A "Liberty Bridge" and tunnel connecting the Subway system to Staten Island were proposed around this time, but federal funding for these projects was blocked by a Congressman from The Bronx -- Fiorello La Guardia, who was elected Mayor in 1933. He believed that a public necessity should not be provided by private interests. (The controversy over the Ambassador Bridge, built around that time between Detroit and the Canadian city of Windsor, Ontario, shows that he was right.)

In 1947, Moses was ready to try again, and got the federal government to approve a plan for a bridge, despite angry opposition from the people of Bay Ridge, the neighborhood where its Brooklyn anchorage would be. Considerably more people would be displaced on Staten Island, but, overall, the people of that Borough understood the benefits of having the bridge, and supported the idea. The Bay Ridge opposition led to the decision to put it, instead, at the uninhabited Fort Lafayette, so no houses would have to be demolished.

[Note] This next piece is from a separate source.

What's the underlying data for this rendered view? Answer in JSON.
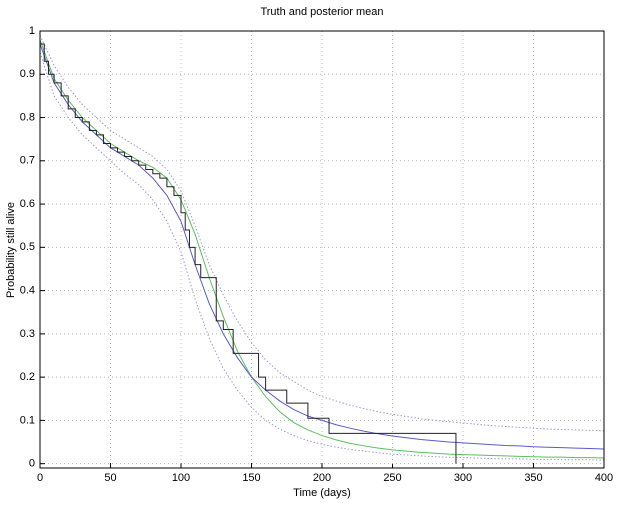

Still, it took years for the construction to be approved, and it did not begin until August 14, 1959. About 10,000 men worked on the construction. Three died: Paul Bessett, 58, who fell off the deck and struck a tower in 1962; Irving Rubin, 58, who fell off the bridge approach in 1963; and Gerard McKee, considerably younger at 19, who slipped off a catwalk in 1963. His death led to a strike by workers, demanding safety nets under the deck. After 5 days, they got the nets, and resumed work.

The opening ceremony was held on November 21, 1964, with a gold ribbon being cut by Mayor Robert F. Wagner Jr., Governor Nelson Rockefeller, and Borough Presidents Abe Stark of Brooklyn and Albert Maniscalo of Staten Island. (Stark had been a clothing store owner, who advertised on the right field wall at the Dodgers' Ebbets Field: "HIT SIGN WIN SUIT.")

The towers are 693 feet high, making each of them, easily, the tallest structures in their respective Boroughs at the time. Since 2019, 2 buildings higher than the bridge's towers have been constructed in Brooklyn. 

The towers are are 4,290 feet apart. In 1981, this world record was broken by the Humber Bridge in Hull, Yorkshire, England. In 2022, the 1915 Çanakkale Bridge, in the city of the same name in Turkey, opened, and set a new record of 6,637 feet.

There is no direct passenger rail connection between Staten Island and the rest of the City. The Staten Island Rapid Transit (SIRT) rail line goes from the St. George Ferry Terminal (St. George to South Ferry in Manhattan has long been the last remaining Staten Island Ferry) down the east and southern coast of the island to Tottenville, and is technically part of the City's Subway system. But the only way to get from it to the Subway proper is via the Ferry.

A bus line on Staten Island's Victory Boulevard was extended over the Verrazzano-Narrows Bridge to the 95th Street terminal of what's now the R Train in Brooklyn, but, unlike most Subway-to-bus (or vice versa) transfers in the City, this one is not free if done within 2 hours.

The Verrazzano -- the full name is rarely used -- is best known for 2 things: The highest tolls of any bridge or tunnel in the New York Tri-State Area, and being the starting point for the New York City Marathon. Since part of the idea for the Marathon was that it would use all Five Boroughs, the closest point between Staten Island and any other Borough was an easy choice, made even easier by the toll plaza being wide enough to accommodate thousands of runners.